De la combinaison de ces textes, il résulte que l’acte de nantissement d’un bail doit être publié pour être opposable aux tiers.
Aux termes de l’article 2340 du code civil, lorsqu’un même bien fait l’objet de plusieurs gages successifs sans dépossession, le rang des créanciers est réglé par l’ordre de leur inscription.
La Cour de cassation n’a jamais tranché la question de savoir si un gage de meubles corporels non publié doit être considéré comme opposable à la procédure collective.
Mais du principe selon lequel la déclaration d’une créance à la procédure collective intéresse l’ensemble des créanciers et de la combinaison des textes précités, il résulte suffisamment que la publication d’une sûreté conditionne son opposabilité à la procédure collective, de sorte que la créance déclarée par le créancier muni d’une telle sûreté mais non publiée doit être tenue pour chirographaire et non pour privilégiée, quand bien même cette sûreté serait convenablement mentionnée à la déclaration de créance.
Aux termes de l’article L. 142-3 du code de commerce, le droit de préférence résultant du contrat de nantissement d’un fonds de commerce est opposable aux tiers par le seul fait de l’inscription sur un registre tenu au greffe du tribunal de commerce compétent.
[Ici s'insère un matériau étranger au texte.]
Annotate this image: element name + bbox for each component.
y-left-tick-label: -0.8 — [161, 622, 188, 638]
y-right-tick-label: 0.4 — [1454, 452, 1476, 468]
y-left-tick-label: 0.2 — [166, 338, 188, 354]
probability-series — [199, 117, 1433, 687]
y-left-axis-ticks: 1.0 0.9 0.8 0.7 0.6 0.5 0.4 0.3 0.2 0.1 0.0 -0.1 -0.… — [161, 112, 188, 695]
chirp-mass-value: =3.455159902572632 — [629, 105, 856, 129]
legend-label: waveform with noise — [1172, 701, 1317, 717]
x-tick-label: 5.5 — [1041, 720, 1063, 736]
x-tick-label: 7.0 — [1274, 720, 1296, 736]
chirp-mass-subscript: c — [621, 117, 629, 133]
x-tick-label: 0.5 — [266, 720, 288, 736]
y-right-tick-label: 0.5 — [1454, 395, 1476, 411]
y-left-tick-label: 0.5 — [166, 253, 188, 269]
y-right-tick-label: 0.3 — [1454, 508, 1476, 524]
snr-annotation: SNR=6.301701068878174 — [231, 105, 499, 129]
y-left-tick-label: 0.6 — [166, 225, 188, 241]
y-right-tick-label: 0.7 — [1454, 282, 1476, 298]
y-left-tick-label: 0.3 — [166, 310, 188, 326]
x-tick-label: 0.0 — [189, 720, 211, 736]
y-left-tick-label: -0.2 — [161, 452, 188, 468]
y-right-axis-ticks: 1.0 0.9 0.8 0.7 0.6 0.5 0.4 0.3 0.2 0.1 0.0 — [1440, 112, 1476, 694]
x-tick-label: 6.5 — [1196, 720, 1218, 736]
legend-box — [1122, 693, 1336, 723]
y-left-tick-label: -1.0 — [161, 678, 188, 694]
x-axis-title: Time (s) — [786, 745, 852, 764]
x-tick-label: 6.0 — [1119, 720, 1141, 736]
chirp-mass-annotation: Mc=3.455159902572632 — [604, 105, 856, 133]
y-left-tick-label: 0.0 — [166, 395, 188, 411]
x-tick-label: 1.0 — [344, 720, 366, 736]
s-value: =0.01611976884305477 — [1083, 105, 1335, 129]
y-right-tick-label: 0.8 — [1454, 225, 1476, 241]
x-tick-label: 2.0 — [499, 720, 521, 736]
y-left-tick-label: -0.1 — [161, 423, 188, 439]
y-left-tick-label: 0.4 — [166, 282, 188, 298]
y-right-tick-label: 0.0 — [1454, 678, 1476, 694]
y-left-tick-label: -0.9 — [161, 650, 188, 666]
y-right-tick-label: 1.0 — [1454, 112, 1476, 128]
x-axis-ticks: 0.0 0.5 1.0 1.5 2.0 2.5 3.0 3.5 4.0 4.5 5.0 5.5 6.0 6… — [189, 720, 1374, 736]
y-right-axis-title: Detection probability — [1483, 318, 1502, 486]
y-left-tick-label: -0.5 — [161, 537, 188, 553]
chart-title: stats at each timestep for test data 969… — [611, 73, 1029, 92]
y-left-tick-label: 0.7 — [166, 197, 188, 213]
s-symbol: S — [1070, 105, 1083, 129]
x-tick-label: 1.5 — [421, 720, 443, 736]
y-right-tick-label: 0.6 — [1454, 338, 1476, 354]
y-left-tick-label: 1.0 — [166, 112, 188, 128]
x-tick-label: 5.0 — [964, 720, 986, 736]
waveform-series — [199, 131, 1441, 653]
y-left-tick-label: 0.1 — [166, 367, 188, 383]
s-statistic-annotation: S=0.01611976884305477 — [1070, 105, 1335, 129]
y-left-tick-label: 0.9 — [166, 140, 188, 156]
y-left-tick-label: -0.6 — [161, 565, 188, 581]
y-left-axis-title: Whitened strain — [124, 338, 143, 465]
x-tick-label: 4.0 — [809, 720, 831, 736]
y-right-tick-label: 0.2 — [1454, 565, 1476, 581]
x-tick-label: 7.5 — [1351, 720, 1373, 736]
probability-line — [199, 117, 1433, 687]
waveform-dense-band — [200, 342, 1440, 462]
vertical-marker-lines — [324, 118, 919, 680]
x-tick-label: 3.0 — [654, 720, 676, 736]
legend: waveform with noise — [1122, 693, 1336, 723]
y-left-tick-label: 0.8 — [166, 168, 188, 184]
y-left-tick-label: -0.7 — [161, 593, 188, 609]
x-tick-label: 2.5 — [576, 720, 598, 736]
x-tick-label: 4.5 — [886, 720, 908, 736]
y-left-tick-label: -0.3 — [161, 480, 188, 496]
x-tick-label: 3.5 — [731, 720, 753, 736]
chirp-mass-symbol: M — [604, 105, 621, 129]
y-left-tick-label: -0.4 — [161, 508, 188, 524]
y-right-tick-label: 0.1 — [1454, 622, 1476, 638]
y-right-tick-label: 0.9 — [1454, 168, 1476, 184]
Comme le souligne le liquidateur, cette règle n’est applicable qu’au nantissement du fonds de commerce, non au nantissement de l’un de ses éléments incorporels.
Le 24 juin 2022, en garantie d’un prêt lui ayant accordé par le CIC, la société Le Vrac Qui-May a constitué à son profit un nantissement de son droit à bail commercial sur des locaux sis à [Localité 5], pour sûreté d’une somme de 50 000 euros.
Le CIC a déclaré à la procédure collective une créance de 119 793,82 euros au titre de ce prêt, faisant état du nantissement du 24 juin 2022 pour demander à ce qu’elle soit considérée comme privilégiée à hauteur de 50 000 euros.
Mais ce gage n’avait pas été publié, de sorte qu’il ne peut être considéré comme opposable à la procédure collective.
L’ordonnance entreprise doit en conséquence être confirmée en ce qu’elle admis la créance du CIC à titre seulement chirographaire pour le tout.
Sur les demandes accessoires
Le CIC, qui succombe, supportera les dépens.
L’équité commande de n’allouer d’indemnité de procédure à aucune des parties.
PAR CES MOTIFS,
la cour, statuant contradictoirement,
Confirme l’ordonnance entreprise ;
Condamne le Crédit Industriel et Commercial aux dépens d’appel ;
Rejette les demandes formulées au titre des frais non compris dans les dépens.
— prononcé publiquement par mise à disposition de l’arrêt au greffe de la cour, les parties en ayant été préalablement avisées dans les conditions prévues au deuxième alinéa de l’article 450 du code de procédure civile.
— signé par Monsieur Ronan GUERLOT, Président, et par Madame Françoise DUCAMIN, Greffière, auquel la minute de la décision a été remise par le magistrat signataire.